Two decades before The Cat ever donned a hat, Theodor Seuss Geisel was an oil industry ad man who was also the architect of a wacky navy, named for himself – a sort of PokemonGo of the late 1930s.

On March 2nd, fans will celebrate the 113th birthday of Dr. Seuss, as Geisel is now known, but precious few will recall the Seuss Navy, Geisel’s biggest success as an ad man and the tipping point of his life as he moved from illustrator to children’s author.

It was all about drumming up publicity for a client. “Back in 1935, while working in the ad department of the Standard Oil Company, Geisel was tasked with creating a campaign to launch Esso Marine Lube for the New York International Boat Show that was coming up in 1936,” Bruce Wells, curator for the Oil and Gas Historical Society in Washington, D.C., said in an interview, ” Esso (which still exists in Europe today) was part of Standard Oil which today is part of Exxon Mobil.

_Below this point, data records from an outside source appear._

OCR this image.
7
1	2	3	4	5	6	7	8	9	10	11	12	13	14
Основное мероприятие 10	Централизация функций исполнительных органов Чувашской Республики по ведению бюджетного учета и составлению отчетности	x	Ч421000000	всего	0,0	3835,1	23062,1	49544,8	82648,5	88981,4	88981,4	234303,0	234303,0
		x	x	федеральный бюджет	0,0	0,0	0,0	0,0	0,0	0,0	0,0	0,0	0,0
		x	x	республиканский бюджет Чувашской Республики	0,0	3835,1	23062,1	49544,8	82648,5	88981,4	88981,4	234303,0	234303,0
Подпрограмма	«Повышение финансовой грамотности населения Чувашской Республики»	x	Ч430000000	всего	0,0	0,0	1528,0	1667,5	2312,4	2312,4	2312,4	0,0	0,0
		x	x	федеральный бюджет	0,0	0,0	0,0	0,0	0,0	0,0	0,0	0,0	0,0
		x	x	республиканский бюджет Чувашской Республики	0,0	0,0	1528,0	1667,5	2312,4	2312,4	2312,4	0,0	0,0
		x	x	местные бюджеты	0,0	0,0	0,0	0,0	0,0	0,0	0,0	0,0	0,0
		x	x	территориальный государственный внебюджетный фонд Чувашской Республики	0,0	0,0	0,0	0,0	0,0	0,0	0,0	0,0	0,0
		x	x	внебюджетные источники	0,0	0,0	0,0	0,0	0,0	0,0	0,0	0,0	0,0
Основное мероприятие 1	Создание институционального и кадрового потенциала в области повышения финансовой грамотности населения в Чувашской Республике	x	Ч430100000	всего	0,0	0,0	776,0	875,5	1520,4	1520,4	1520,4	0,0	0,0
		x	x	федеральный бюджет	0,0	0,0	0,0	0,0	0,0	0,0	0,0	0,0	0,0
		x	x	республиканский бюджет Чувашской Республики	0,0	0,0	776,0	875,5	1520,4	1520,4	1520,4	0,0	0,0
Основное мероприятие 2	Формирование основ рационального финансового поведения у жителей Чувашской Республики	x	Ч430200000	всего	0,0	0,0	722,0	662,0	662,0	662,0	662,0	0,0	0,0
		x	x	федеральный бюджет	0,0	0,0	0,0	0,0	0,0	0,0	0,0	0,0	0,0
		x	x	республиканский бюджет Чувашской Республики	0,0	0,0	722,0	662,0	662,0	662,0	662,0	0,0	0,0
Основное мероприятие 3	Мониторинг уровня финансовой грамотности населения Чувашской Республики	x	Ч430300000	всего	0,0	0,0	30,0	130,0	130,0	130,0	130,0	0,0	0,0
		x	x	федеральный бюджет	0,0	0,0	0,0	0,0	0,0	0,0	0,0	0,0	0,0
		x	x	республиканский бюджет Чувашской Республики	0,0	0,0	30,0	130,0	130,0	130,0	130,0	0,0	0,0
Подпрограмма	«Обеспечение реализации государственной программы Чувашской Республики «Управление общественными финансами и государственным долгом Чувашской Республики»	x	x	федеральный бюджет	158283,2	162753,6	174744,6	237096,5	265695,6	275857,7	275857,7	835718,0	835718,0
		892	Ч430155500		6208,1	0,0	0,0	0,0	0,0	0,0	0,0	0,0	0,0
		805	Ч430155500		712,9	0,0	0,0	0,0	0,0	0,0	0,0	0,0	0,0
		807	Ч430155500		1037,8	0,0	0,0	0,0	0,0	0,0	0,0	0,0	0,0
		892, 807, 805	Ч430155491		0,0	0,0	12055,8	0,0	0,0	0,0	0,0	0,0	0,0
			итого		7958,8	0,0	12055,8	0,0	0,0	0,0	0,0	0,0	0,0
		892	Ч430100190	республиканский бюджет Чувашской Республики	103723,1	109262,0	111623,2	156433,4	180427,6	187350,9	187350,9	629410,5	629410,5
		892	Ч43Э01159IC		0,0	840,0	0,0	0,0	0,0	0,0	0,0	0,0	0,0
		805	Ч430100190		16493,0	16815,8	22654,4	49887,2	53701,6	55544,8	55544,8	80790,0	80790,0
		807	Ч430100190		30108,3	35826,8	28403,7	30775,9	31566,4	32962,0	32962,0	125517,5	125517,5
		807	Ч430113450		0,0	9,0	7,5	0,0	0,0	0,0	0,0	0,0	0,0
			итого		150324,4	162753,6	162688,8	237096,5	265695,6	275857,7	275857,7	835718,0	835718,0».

Geisel and his colleagues created an interactive campaign that engaged adults in boat races, games, contests, and an annual “Seuss Navy Luncheon and Frolic.” All manner of merchandise and prizes were created by Esso, some of which still haunt eBay today.

. . . .

The pivotal point of Geisel’s PR career came with his decision to generate three, 30-page, Seuss Navy story booklets with rhyming text and his crew of characters, says collector and Seuss expert Gregg Philipson of Austin, Texas, in a phone interview. Geisel later said his experience working at Standard Oil “taught me conciseness and how to marry pictures with words.”

. . . .

So how did Seuss move from doing PR for an oil company to becoming an icon in the field of children’s books? “I would like to say I went into children’s-book work because of my great understanding of children,” Seuss quipped in the Dartmouth interview. But actually, he continued, “I went in because it wasn’t excluded by my Standard Oil contract.”

Link to the rest at The Christian Science Monitor

PG says that far too many of today’s employment contracts would have precluded Geisel from writing or publishing anything derived from his work as an employee.

3 thoughts on “How a PR man became a giant of children’s literature”

  1. PR men can move in surprising directions from their early careers. Consider Bill Fries, who began his career by rapping (only they didn’t call it that back then) out a commercial jingle on a bread commercial. He later turned that jingle into a full-length song, “The Old Home Fill ‘Er Up and Keep On A-Trucking Cafe,” under the more familiar name of C.W. McCall, and went right on rapping about country stuff from there. Including a lot of trucker stories, though the man had never actually sat behind the wheel of a big rig.